At least over $\mathbb{C}$, there is a simple answer. 

A plane curve $f(x,y)=0$ has a singularity of type $A_k$ in $o=(0,0)$ if and only if
 

 - $o$ is a $double$ $point$, that is all first partial derivatives of $f$ vanish in $o$ but there is at least one second partial derivative which is not zero;
 
 - the $Milnor$ $number$ 

$\mu(f, o):= \dim_{\mathbb{C}}\mathcal{O}_{o}/(f_x, f_y)$ 

is equal to $k$.  Here $\mathcal{O}_{o}$ denotes the ring of convergent power series.  

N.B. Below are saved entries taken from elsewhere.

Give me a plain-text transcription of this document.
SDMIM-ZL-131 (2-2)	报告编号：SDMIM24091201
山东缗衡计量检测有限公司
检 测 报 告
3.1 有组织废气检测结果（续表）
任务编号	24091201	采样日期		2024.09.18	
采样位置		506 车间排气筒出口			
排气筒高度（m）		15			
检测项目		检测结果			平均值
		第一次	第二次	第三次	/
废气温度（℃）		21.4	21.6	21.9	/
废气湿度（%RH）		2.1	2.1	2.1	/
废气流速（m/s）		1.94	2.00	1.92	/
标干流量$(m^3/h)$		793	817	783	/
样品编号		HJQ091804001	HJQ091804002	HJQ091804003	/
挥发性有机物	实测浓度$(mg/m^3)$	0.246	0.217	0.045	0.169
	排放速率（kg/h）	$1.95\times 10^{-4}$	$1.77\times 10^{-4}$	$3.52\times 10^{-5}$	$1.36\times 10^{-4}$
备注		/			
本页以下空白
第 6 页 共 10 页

This can be generalized in higher dimensions. In fact, one proves that a (germ of) complex hypersurface singularity $f(x_1, ...x_n)=0$ is of type $A_k$, if and only if

 - the corank 

$\textrm{crk}(f):=n-\textrm{rank}(Hessian)(f)(o)$ 

is $ \leq 1$;

 - the Milnor number

$\mu(f, o):= \dim_{\mathbb{C}}\mathcal{O}_{o}/(J_f)$ 

is equal to $k$.

This follows from a sort of generalized Morse Lemma. See the book GREUEL - LOSSEN - SHUSTIN  "Introduction to singularities and deformations" p. 150 for the proof.